Предложение создания “службы защиты и этического контроля”, которую осуществляют коллегии (“думы”) ученых, долженствующие решать вопросы идейного и другого несогласия, а также давать этическую оценку правительственным законопроектам, кажется вполне утопичным, смешивающим этику и профессионализм, как будто второй и впрямь обеспечивает и государственную мудрость, и бескорыстие.

Прожекты такого рода — будь то безудержное развитие научно-технического прогресса, по ходу дела решающее самые наисложнейшие проблемы (даже выходящее за пределы планеты), или авторитарно-технократическое общество под надзором элиты — идентичны в главном: личность в них — атом утопии.

Идеалист А. Д. Сахаров до конца жизни гуманистически верил в преимущественно доброе начало в человеке, искажаемое лишь социальными условиями и дурными правителями, в чем был наследником просветителей, а также великих гуманистов прошлого века.

Д. М. Панин, пройдя сталинскую неволю, видел в человеке несравненно меньше природного добра и, кажется, сам того не желая, рекомендовал выйти из тоталитаризма во многом тоталитарными же методами, в основе которых лежало неверие в возрождение человеческой души без целенаправленных усилий и строгого контроля со стороны новой, просвещенной элиты.
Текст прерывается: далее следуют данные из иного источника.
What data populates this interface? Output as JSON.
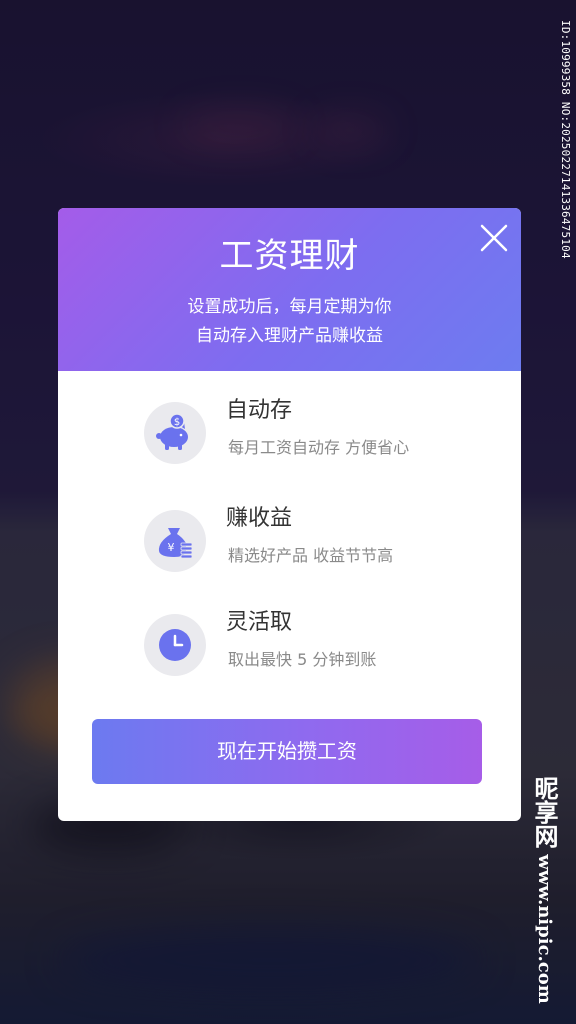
{
  "watermark": {
    "id_text": "ID:10999358 NO:20250227141336475104",
    "site_text": "www.nipic.com",
    "site_cn": "昵享网"
  },
  "modal": {
    "title": "工资理财",
    "subtitle_line1": "设置成功后，每月定期为你",
    "subtitle_line2": "自动存入理财产品赚收益",
    "features": [
      {
        "title": "自动存",
        "desc": "每月工资自动存 方便省心",
        "icon": "piggy-bank-icon"
      },
      {
        "title": "赚收益",
        "desc": "精选好产品 收益节节高",
        "icon": "money-bag-icon"
      },
      {
        "title": "灵活取",
        "desc": "取出最快 5 分钟到账",
        "icon": "clock-icon"
      }
    ],
    "cta_label": "现在开始攒工资"
  },
  "colors": {
    "header_gradient_start": "#a45ce9",
    "header_gradient_end": "#6d7cf0",
    "icon_accent": "#6a72ee",
    "icon_bg": "#eaeaee"
  }
}
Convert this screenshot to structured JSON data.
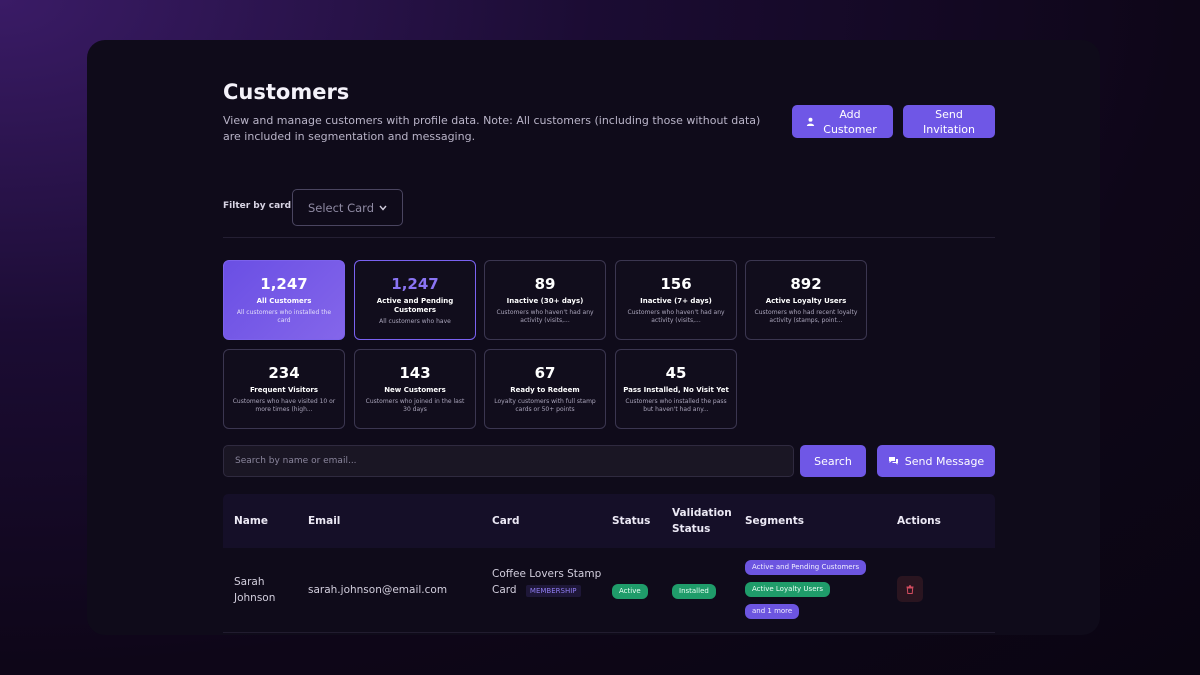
{
  "header": {
    "title": "Customers",
    "description": "View and manage customers with profile data. Note: All customers (including those without data) are included in segmentation and messaging.",
    "add_customer_label": "Add Customer",
    "send_invitation_label": "Send Invitation"
  },
  "filter": {
    "label": "Filter by card:",
    "select_label": "Select Card"
  },
  "stats": [
    {
      "value": "1,247",
      "title": "All Customers",
      "desc": "All customers who installed the card"
    },
    {
      "value": "1,247",
      "title": "Active and Pending Customers",
      "desc": "All customers who have"
    },
    {
      "value": "89",
      "title": "Inactive (30+ days)",
      "desc": "Customers who haven't had any activity (visits,..."
    },
    {
      "value": "156",
      "title": "Inactive (7+ days)",
      "desc": "Customers who haven't had any activity (visits,..."
    },
    {
      "value": "892",
      "title": "Active Loyalty Users",
      "desc": "Customers who had recent loyalty activity (stamps, point..."
    },
    {
      "value": "234",
      "title": "Frequent Visitors",
      "desc": "Customers who have visited 10 or more times (high..."
    },
    {
      "value": "143",
      "title": "New Customers",
      "desc": "Customers who joined in the last 30 days"
    },
    {
      "value": "67",
      "title": "Ready to Redeem",
      "desc": "Loyalty customers with full stamp cards or 50+ points"
    },
    {
      "value": "45",
      "title": "Pass Installed, No Visit Yet",
      "desc": "Customers who installed the pass but haven't had any..."
    }
  ],
  "search": {
    "placeholder": "Search by name or email...",
    "search_label": "Search",
    "send_message_label": "Send Message"
  },
  "table": {
    "headers": [
      "Name",
      "Email",
      "Card",
      "Status",
      "Validation Status",
      "Segments",
      "Actions"
    ],
    "rows": [
      {
        "name": "Sarah Johnson",
        "email": "sarah.johnson@email.com",
        "card": "Coffee Lovers Stamp Card",
        "card_type": "MEMBERSHIP",
        "status": "Active",
        "validation": "Installed",
        "segments": [
          "Active and Pending Customers",
          "Active Loyalty Users",
          "and 1 more"
        ]
      }
    ]
  },
  "colors": {
    "accent": "#6f57e6",
    "success": "#1f9c6a",
    "danger": "#d24c5f",
    "panel": "#0f0b1a"
  }
}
Будучи одновременно православным христианином и, психологически, частью советской инженерной машины, он искал в своем жизненном и техническом опыте обоснование возрождения России. Таким образом, можно считать, что зародившаяся в эпоху Витте технократическая сторона традиционного русского утопизма, лишь внешне противопоставив себя укоренившимся издавна в России революционным социалистическим утопиям, нашла свое новое выражение в сумерках коммунистической эры.

 

...Иного рода утопизм видим мы у В. Е. Максимова в проекте политического устройства России “Размышления о гармонической демократии” (1979) [2] , где писатель попытался переложить герценовско-бакунинские идеи крестьянской общины как ячейки самоуправляющегося рыночно-социалистического общества на язык политических реалий XX века:

“Со времен отмены крепостного права крестьянская община становится фундаментальной единицей нашего бытия. На ней — этой общине, — словно опрокинутая острием вниз пирамида, держалась послереформенная Россия вместе с ее институтами, экономикой, традициями и верованиями. Именно в ней — в этой общине — исподволь, из года в год, и вырабатывался прообраз подлинной русской демократии”.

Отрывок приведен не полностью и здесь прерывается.